1. Buying a library of courses and making them available to your target audience.
2. A Buyer Development Plan, where you motivate your learner’s to follow a learning path, based on desired competence per role (or even on an individual level)
3. A mix of the above. Putting a library at the disposal of your learner’s (option 1) shifts the responsibility for learning from the manager to the learner.
As a manager, you would actually rely on the self-discipline of your learners to follow the courses. Experience suggest that in such a situation, most of your team will not complete the courses. The time and motivation are lacking. But for some reason, this is the “service” that has been promoted by most vendors.
Given the poor success of E-learning implementation in corporations. It is our view this will change quickly. If learning is to be taken seriously, we believe that you will have to create a formal learning framework. This can be done by creating a number of learning plans for a buyer, senior buyer, induction training plan etc … based on the desired competences; which you will need to manage and monitor.
Setting up your own Academy is the ultimate practice which demonstrates your commitment to developing your procurement teams capability. However, simply up-skilling your team is only half the battle.
The saying “there is nothing worse than sending a changed person back into an unchanged organization” is very true.
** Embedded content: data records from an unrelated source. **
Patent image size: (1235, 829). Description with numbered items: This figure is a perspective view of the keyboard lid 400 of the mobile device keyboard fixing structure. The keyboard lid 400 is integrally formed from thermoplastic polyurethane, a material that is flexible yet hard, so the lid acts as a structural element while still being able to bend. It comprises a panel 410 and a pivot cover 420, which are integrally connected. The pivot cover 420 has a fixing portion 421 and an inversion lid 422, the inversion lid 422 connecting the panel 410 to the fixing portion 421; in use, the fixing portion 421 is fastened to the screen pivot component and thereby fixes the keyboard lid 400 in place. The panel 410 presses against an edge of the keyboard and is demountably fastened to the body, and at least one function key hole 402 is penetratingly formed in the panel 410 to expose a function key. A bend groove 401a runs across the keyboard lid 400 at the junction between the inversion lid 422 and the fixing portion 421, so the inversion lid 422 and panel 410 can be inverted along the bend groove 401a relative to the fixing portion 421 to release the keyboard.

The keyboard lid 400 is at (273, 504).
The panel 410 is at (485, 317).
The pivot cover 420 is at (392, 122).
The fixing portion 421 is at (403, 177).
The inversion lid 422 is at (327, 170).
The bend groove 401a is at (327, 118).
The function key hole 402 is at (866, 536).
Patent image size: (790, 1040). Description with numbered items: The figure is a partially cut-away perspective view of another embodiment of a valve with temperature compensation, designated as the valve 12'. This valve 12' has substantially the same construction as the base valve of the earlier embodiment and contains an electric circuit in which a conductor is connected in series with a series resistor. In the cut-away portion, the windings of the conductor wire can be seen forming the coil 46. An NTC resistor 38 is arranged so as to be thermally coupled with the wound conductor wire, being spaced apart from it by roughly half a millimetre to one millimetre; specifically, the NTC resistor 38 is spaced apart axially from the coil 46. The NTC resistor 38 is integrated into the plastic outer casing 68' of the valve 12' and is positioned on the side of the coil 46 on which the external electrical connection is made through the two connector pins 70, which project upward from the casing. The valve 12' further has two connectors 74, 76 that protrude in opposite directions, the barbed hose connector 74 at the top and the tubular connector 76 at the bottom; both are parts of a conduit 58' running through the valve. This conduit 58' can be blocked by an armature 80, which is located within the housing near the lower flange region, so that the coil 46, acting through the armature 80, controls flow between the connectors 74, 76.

If the organization does not allow them to put their new found skills into practice – people will quickly revert back to old ways of doing things, become demotivate and worse of all leave the organization to practice their skills where they are welcomed better. So if you are serious about your procurement teams training – you should also address the organizational barriers preventing them from practicing their skill set. This remains a challenge for most CPOs today.